Meal-kit provider Blue Apron on Wednesday is scheduled to go public as the latest so-called Unicorn company with a $1 billion valuation and no history in the stock market.
The offering’s lead underwriters — Goldman, Morgan Stanley (which also is a lender), Citigroup and Barclays — are talking big, and the small syndicate of banks with retail arms that are spreading the word to clients include RBC Capital Markets, SunTrust Robinson Humphrey, Needham & Co., Oppenheimer & Co., Raymond James and William Blair.

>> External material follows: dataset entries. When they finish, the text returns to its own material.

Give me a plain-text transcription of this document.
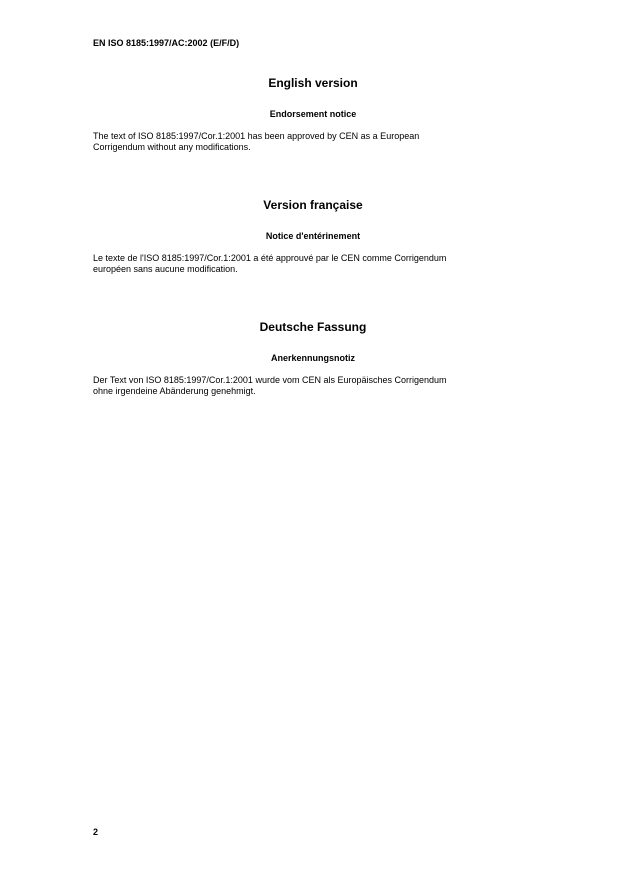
EN ISO 8185:1997/AC:2002 (E/F/D)
English version
Endorsement notice

The text of ISO 8185:1997/Cor.1:2001 has been approved by CEN as a European
Corrigendum without any modifications.

Version française
Notice d'entérinement

Le texte de l'ISO 8185:1997/Cor.1:2001 a été approuvé par le CEN comme Corrigendum
européen sans aucune modification.

Deutsche Fassung
Anerkennungsnotiz

Der Text von ISO 8185:1997/Cor.1:2001 wurde vom CEN als Europäisches Corrigendum
ohne irgendeine Abänderung genehmigt.

2
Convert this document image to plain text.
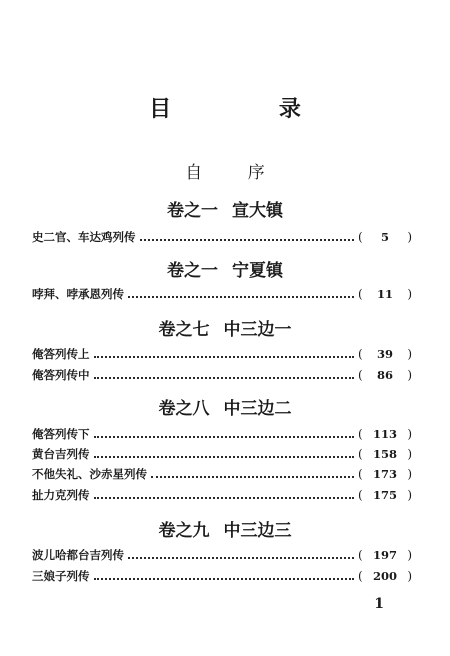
目 录
自 序
卷之一 宣大镇
史二官、车达鸡列传	(	5	)
卷之一 宁夏镇
哱拜、哱承恩列传	(	11	)
卷之七 中三边一
俺答列传上	(	39	)
俺答列传中	(	86	)
卷之八 中三边二
俺答列传下	( 113 )
黄台吉列传	( 158 )
不他失礼、沙赤星列传	( 173 )
扯力克列传	( 175 )
卷之九 中三边三
波儿哈都台吉列传	( 197 )
三娘子列传	( 200 )
1
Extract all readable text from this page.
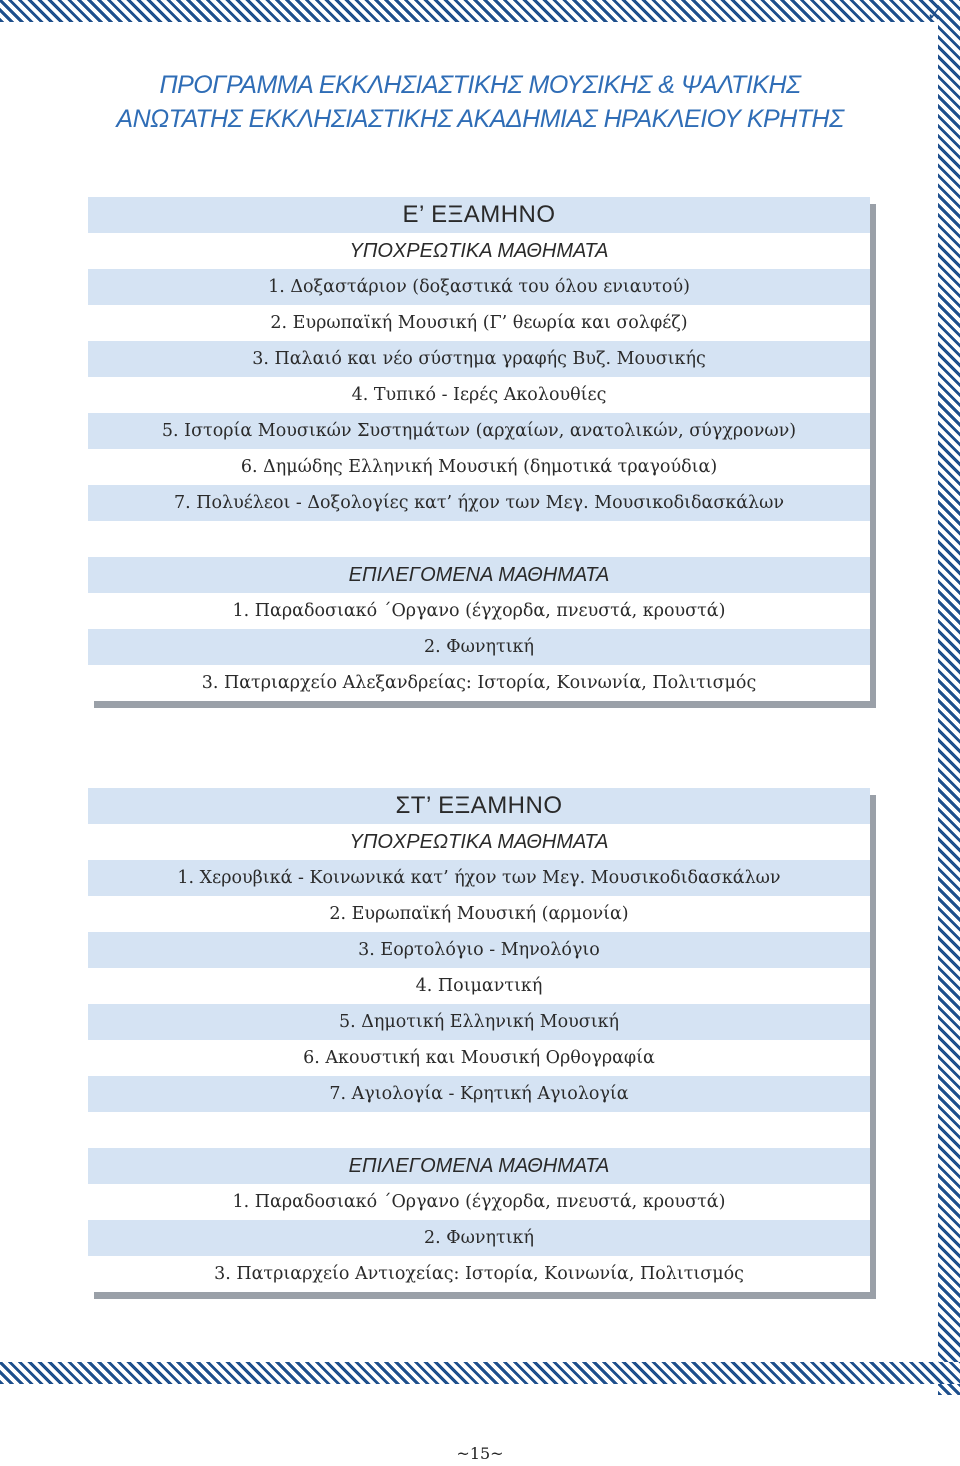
✓
ΠΡΟΓΡΑΜΜΑ ΕΚΚΛΗΣΙΑΣΤΙΚΗΣ ΜΟΥΣΙΚΗΣ & ΨΑΛΤΙΚΗΣ
ΑΝΩΤΑΤΗΣ ΕΚΚΛΗΣΙΑΣΤΙΚΗΣ ΑΚΑΔΗΜΙΑΣ ΗΡΑΚΛΕΙΟΥ ΚΡΗΤΗΣ
Ε’ ΕΞΑΜΗΝΟ
ΥΠΟΧΡΕΩΤΙΚΑ ΜΑΘΗΜΑΤΑ
1. Δοξαστάριον (δοξαστικά του όλου ενιαυτού)
2. Ευρωπαϊκή Μουσική (Γ’ θεωρία και σολφέζ)
3. Παλαιό και νέο σύστημα γραφής Βυζ. Μουσικής
4. Τυπικό - Ιερές Ακολουθίες
5. Ιστορία Μουσικών Συστημάτων (αρχαίων, ανατολικών, σύγχρονων)
6. Δημώδης Ελληνική Μουσική (δημοτικά τραγούδια)
7. Πολυέλεοι - Δοξολογίες κατ’ ήχον των Μεγ. Μουσικοδιδασκάλων
ΕΠΙΛΕΓΟΜΕΝΑ ΜΑΘΗΜΑΤΑ
1. Παραδοσιακό ΄Οργανο (έγχορδα, πνευστά, κρουστά)
2. Φωνητική
3. Πατριαρχείο Αλεξανδρείας: Ιστορία, Κοινωνία, Πολιτισμός
ΣΤ’ ΕΞΑΜΗΝΟ
ΥΠΟΧΡΕΩΤΙΚΑ ΜΑΘΗΜΑΤΑ
1. Χερουβικά - Κοινωνικά κατ’ ήχον των Μεγ. Μουσικοδιδασκάλων
2. Ευρωπαϊκή Μουσική (αρμονία)
3. Εορτολόγιο - Μηνολόγιο
4. Ποιμαντική
5. Δημοτική Ελληνική Μουσική
6. Ακουστική και Μουσική Ορθογραφία
7. Αγιολογία - Κρητική Αγιολογία
ΕΠΙΛΕΓΟΜΕΝΑ ΜΑΘΗΜΑΤΑ
1. Παραδοσιακό ΄Οργανο (έγχορδα, πνευστά, κρουστά)
2. Φωνητική
3. Πατριαρχείο Αντιοχείας: Ιστορία, Κοινωνία, Πολιτισμός
~15~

New York-based Blue Apron, to be sure, hasn’t earned a dime in profits and hasn’t given any indication of when it expects to operate in the black. It spent $144 million on marketing last year and another $60.7 million in this year’s first quarter, and its market debut comes in near tandem with the announcement of Amazon’s plan to buy Whole Foods, which could be a formidable competitor to the prepared-meal company, according to analysts.
If the Blue Apron IPO manages to price well and perform credibly in its opening days, it could bode well for the forthcoming debuts of other unicorns such as Uber, Pinterest and Airbnb.
U.S. stocks in general started the week positively, propelled by strong trends in the the housing market, where prices hit a record average high in May. Looming over that good news are questions about the volatile energy market. Though oil prices have rebounded a bit from their plunge earlier in June, they are poised by midweek for their steepest first-half drop in more than a decade.
In story-stock land, shares of Avis Budget Group surged more than 12% early Monday and were still up some 10% by noon on news that the car rental giant will manage Google parent Alphabet’s fleet of driverless cars.
U.S.-traded shares of Nestle held their own following weekend news of activist investor Daniel Loeb’s $3.5 billion position in the food company, and were up almost 5% at mid-day Monday.
Arconic, the spinoff of aluminum company Alcoa, was off more than 6% on media reports that it knowingly supplied flammable panels that have been blamed for the London Grenfell Tower fire last week that killed at least 79 people.